Você com certeza já passou por algum exame médico ou passará. A Medicina usa de diversos recursos tecnológicos tanto para a realização de exames laboratoriais, para o monitoramento de sinais vitais e muitas vezes, estes recursos auxiliam na própria manutenção da vida do paciente.

Estes dispositivos estão presentes na vida da maioria das pessoas desde a vida intrauterina, durante o acompanhamento pré-natal, até a idade avançada. Estes equipamentos podem inclusive estar inseridos no corpo do paciente, seja temporariamente ou permanente.

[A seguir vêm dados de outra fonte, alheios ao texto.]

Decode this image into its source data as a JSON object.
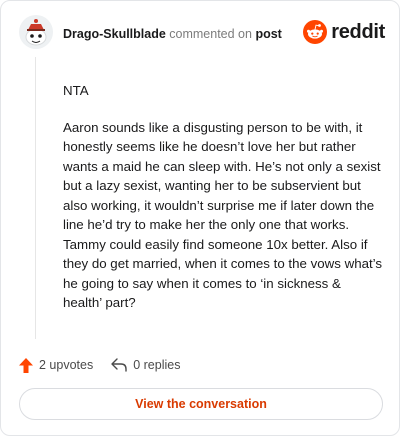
{
  "header": {
    "username": "Drago-Skullblade",
    "action_text": "commented on",
    "target_text": "post",
    "brand": "reddit"
  },
  "comment": {
    "paragraphs": [
      "NTA",
      "Aaron sounds like a disgusting person to be with, it honestly seems like he doesn’t love her but rather wants a maid he can sleep with. He’s not only a sexist but a lazy sexist, wanting her to be subservient but also working, it wouldn’t surprise me if later down the line he’d try to make her the only one that works. Tammy could easily find someone 10x better. Also if they do get married, when it comes to the vows what’s he going to say when it comes to ‘in sickness & health’ part?"
    ]
  },
  "actions": {
    "upvotes": "2 upvotes",
    "replies": "0 replies"
  },
  "cta": {
    "label": "View the conversation"
  },
  "colors": {
    "brand_orange": "#ff4500",
    "cta_text": "#d93a00"
  },
  "icons": [
    "snoo-avatar-icon",
    "reddit-logo-icon",
    "upvote-arrow-icon",
    "reply-arrow-icon"
  ]
}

Podendo atuar como substitutos de membros ou outros órgãos do corpo; liberação controlada de fármacos, como terapia hormonal, bombas de insulina ou analgesia, tratamento de doenças, lesões ou deficiências. Considere agora imaginar que algum destes dispositivos possa ser alvo de um ataque cibernético.

Acha improvável? Em julho de 2007 a Baxter Healthcare Corporation declarou, por duas vezes, ter identificado um comportamento anômalo em diversas de suas bombas de insulina inclusive utilizando o termo “buffer overflow” para descrever o ocorrido (FDA, 2007). Já em 2016 cerca de 10 Milhões de registros de saúde foram colocados à venda por cibercriminosos (Healthcare IT News, 2016), e semelhante vazamento teria ocorrido em terreno nacional em princípios de 2019, o vazamento de dados pessoais de 2,4 milhões de usuários do SUS – Sistema Único de Saúde (UOL, 2019).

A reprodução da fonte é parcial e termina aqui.